Many insurers offer accelerated plans where the additional life insurance costs little more, and in some cases nothing at all. Some, such as L&G and LV=, do not have a survival period, with the other insurers all using 10 days (bar Vitality, which states 14 days).

It can be seen that the typical 10- or 14-day qualifying period would catch out many policyholders who had suffered a heart attack or a stroke. Many of these insurers used a longer survival period 10 years ago.

This same ‘future insurance’ problem rears its head when looking at children’s cover for a couple who don’t currently have children but intend to start a family in the future. In an ideal world, one of them would call the adviser to announce that they are now trying for a child. However, this rarely happens and enquiring about it appends a patina of creepiness.

The FOS confirmed that they do not have any default opinions and will make judgements based on individual circumstances

What generally occurs is that the matter is forgotten until either pregnancy or birth. All insurers apply an exclusion to any conditions identified prior to birth, such as during the pre-natal checks.
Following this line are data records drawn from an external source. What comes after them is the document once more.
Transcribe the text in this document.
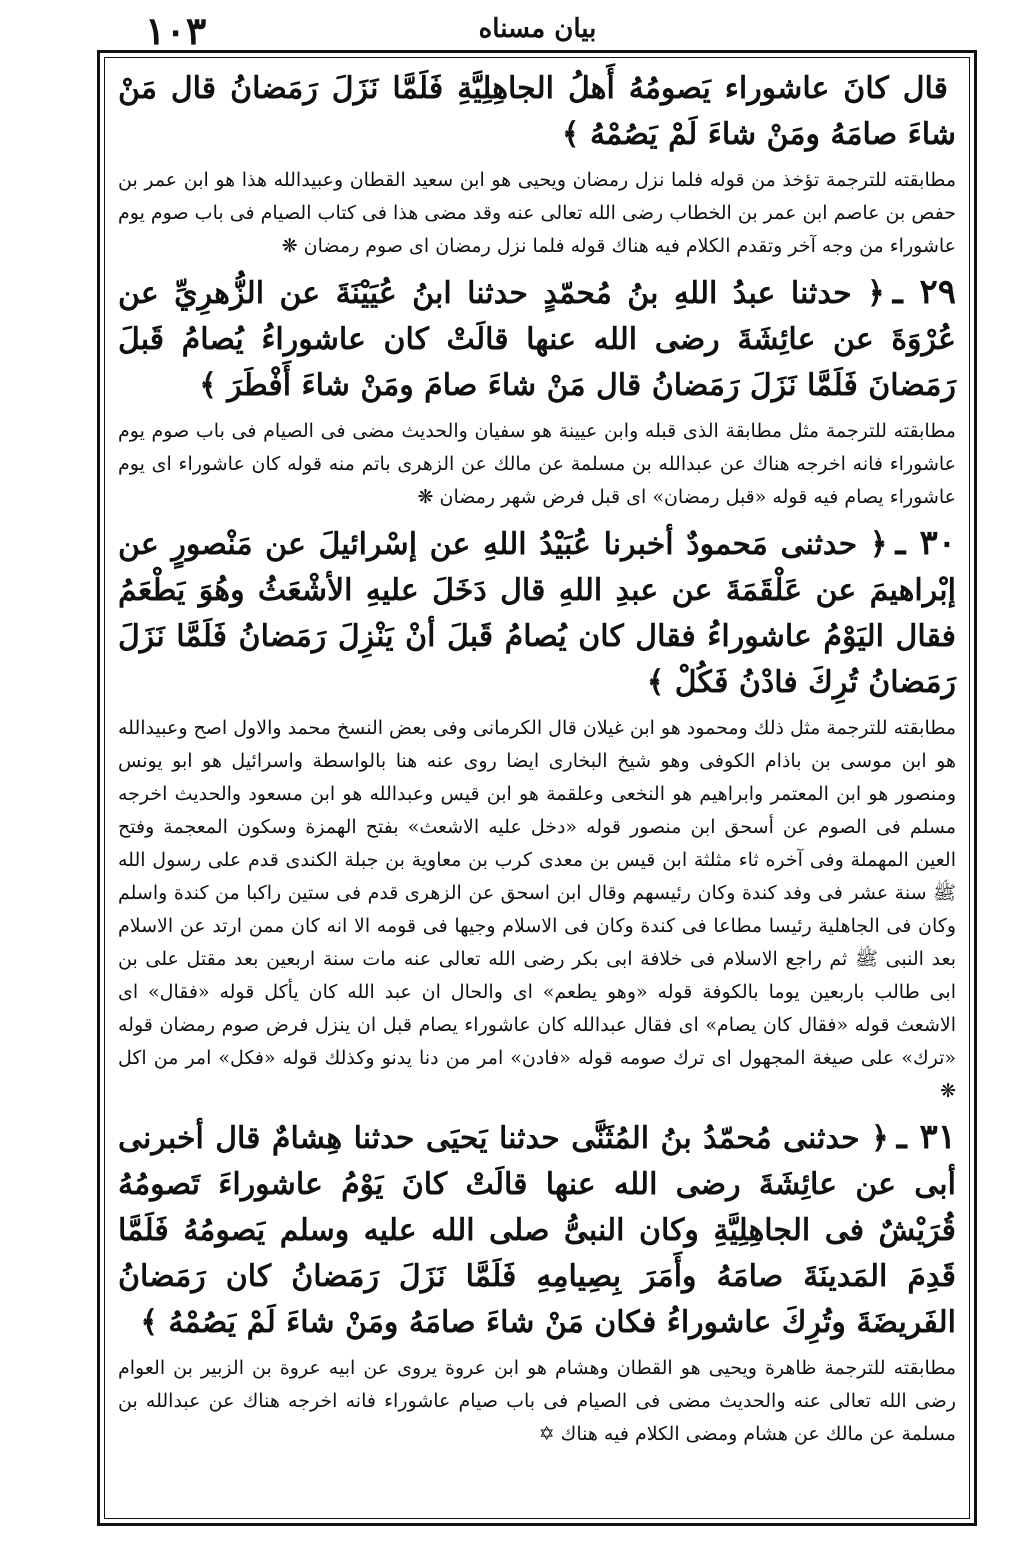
١٠٣	بیان مسناه

قال كانَ عاشوراء يَصومُهُ أَهلُ الجاهِلِيَّةِ فَلَمَّا نَزَلَ رَمَضانُ قال مَنْ شاءَ صامَهُ ومَنْ شاءَ لَمْ يَصُمْهُ ﴾

مطابقته للترجمة تؤخذ من قوله فلما نزل رمضان ويحيى هو ابن سعيد القطان وعبيدالله هذا هو ابن عمر بن حفص بن عاصم ابن عمر بن الخطاب رضى الله تعالى عنه وقد مضى هذا فى كتاب الصيام فى باب صوم يوم عاشوراء من وجه آخر وتقدم الكلام فيه هناك قوله فلما نزل رمضان اى صوم رمضان ❋

٢٩ ـ﴿ حدثنا عبدُ اللهِ بنُ مُحمّدٍ حدثنا ابنُ عُيَيْنَةَ عن الزُّهرِيِّ عن عُرْوَةَ عن عائِشَةَ رضى الله عنها قالَتْ كان عاشوراءُ يُصامُ قَبلَ رَمَضانَ فَلَمَّا نَزَلَ رَمَضانُ قال مَنْ شاءَ صامَ ومَنْ شاءَ أَفْطَرَ ﴾

مطابقته للترجمة مثل مطابقة الذى قبله وابن عيينة هو سفيان والحديث مضى فى الصيام فى باب صوم يوم عاشوراء فانه اخرجه هناك عن عبدالله بن مسلمة عن مالك عن الزهرى باتم منه قوله كان عاشوراء اى يوم عاشوراء يصام فيه قوله «قبل رمضان» اى قبل فرض شهر رمضان ❋

٣٠ ـ﴿ حدثنى مَحمودٌ أخبرنا عُبَيْدُ اللهِ عن إسْرائيلَ عن مَنْصورٍ عن إبْراهيمَ عن عَلْقَمَةَ عن عبدِ اللهِ قال دَخَلَ عليهِ الأشْعَثُ وهُوَ يَطْعَمُ فقال اليَوْمُ عاشوراءُ فقال كان يُصامُ قَبلَ أنْ يَنْزِلَ رَمَضانُ فَلَمَّا نَزَلَ رَمَضانُ تُرِكَ فادْنُ فَكُلْ ﴾

مطابقته للترجمة مثل ذلك ومحمود هو ابن غيلان قال الكرمانى وفى بعض النسخ محمد والاول اصح وعبيدالله هو ابن موسى بن باذام الكوفى وهو شيخ البخارى ايضا روى عنه هنا بالواسطة واسرائيل هو ابو يونس ومنصور هو ابن المعتمر وابراهيم هو النخعى وعلقمة هو ابن قيس وعبدالله هو ابن مسعود والحديث اخرجه مسلم فى الصوم عن أسحق ابن منصور قوله «دخل عليه الاشعث» بفتح الهمزة وسكون المعجمة وفتح العين المهملة وفى آخره ثاء مثلثة ابن قيس بن معدى كرب بن معاوية بن جبلة الكندى قدم على رسول الله ﷺ سنة عشر فى وفد كندة وكان رئيسهم وقال ابن اسحق عن الزهرى قدم فى ستين راكبا من كندة واسلم وكان فى الجاهلية رئيسا مطاعا فى كندة وكان فى الاسلام وجيها فى قومه الا انه كان ممن ارتد عن الاسلام بعد النبى ﷺ ثم راجع الاسلام فى خلافة ابى بكر رضى الله تعالى عنه مات سنة اربعين بعد مقتل على بن ابى طالب باربعين يوما بالكوفة قوله «وهو يطعم» اى والحال ان عبد الله كان يأكل قوله «فقال» اى الاشعث قوله «فقال كان يصام» اى فقال عبدالله كان عاشوراء يصام قبل ان ينزل فرض صوم رمضان قوله «ترك» على صيغة المجهول اى ترك صومه قوله «فادن» امر من دنا يدنو وكذلك قوله «فكل» امر من اكل ❋

٣١ ـ﴿ حدثنى مُحمّدُ بنُ المُثَنَّى حدثنا يَحيَى حدثنا هِشامٌ قال أخبرنى أبى عن عائِشَةَ رضى الله عنها قالَتْ كانَ يَوْمُ عاشوراءَ تَصومُهُ قُرَيْشٌ فى الجاهِلِيَّةِ وكان النبىُّ صلى الله عليه وسلم يَصومُهُ فَلَمَّا قَدِمَ المَدينَةَ صامَهُ وأَمَرَ بِصِيامِهِ فَلَمَّا نَزَلَ رَمَضانُ كان رَمَضانُ الفَريضَةَ وتُرِكَ عاشوراءُ فكان مَنْ شاءَ صامَهُ ومَنْ شاءَ لَمْ يَصُمْهُ ﴾

مطابقته للترجمة ظاهرة ويحيى هو القطان وهشام هو ابن عروة يروى عن ابيه عروة بن الزبير بن العوام رضى الله تعالى عنه والحديث مضى فى الصيام فى باب صيام عاشوراء فانه اخرجه هناك عن عبدالله بن مسلمة عن مالك عن هشام ومضى الكلام فيه هناك ✡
Similarly, if the cover doesn’t start until after birth, then the numerous child-specific conditions – including Down’s Syndrome and cerebral palsy – will not apply.
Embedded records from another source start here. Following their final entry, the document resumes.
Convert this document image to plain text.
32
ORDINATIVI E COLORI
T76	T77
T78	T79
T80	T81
I discussed this with the FOS and they confirmed that they do not have any default opinions on these matters and will make judgements based on the individual circumstances.

This includes the suitability letter and other correspondence wherein they look for proof of an adviser-client discussion regarding options, costs and benefits, and for agreement from the client that the recommended route is sensible, affordable and acceptable.

Compliance departments really need to rethink their stance on these matters – in trying to protect their businesses, they are actually forcing a lower level of protection on the client and failing their Consumer Duty obligations.

Alan Lakey is founder of CI Expert

Comments

There are 5 comments at the moment, we would love to hear your opinion too.

  1. Excellent, as always Alan.

  2. Yes… very good…

    It is many years since I was an IFA…

    Do any providers offer the old style (Skandia) WoL upon a maximum cover basis – this was a ten year term premium equivalent, yet you were underwritten under a a WoL policy day one?

    Obviously, after the ten year initial period, the premium increased but at least cover was guaranteed at a certain rate…

    If WoL is too expensive, why not a long term Family Income Benefit one (decreasing term)… cheaper and can be discounted to a lump sum anyway.

  3. This article raises two points:

    1. The issue of whether a single client requires life cover or not should be discussed in the fact-finding process. Whatever decision is reached should be recorded in both the fact-find document and the reasons why letter to the client.

    2. In this case a Bancassurance adviser was tied to a provider that didn’t offer a stand alone critical illness plan. Which illustrates how an IFA can provide a better solution than a tied adviser. The demarcation lines have become blurred following depolarisation in the financial services market.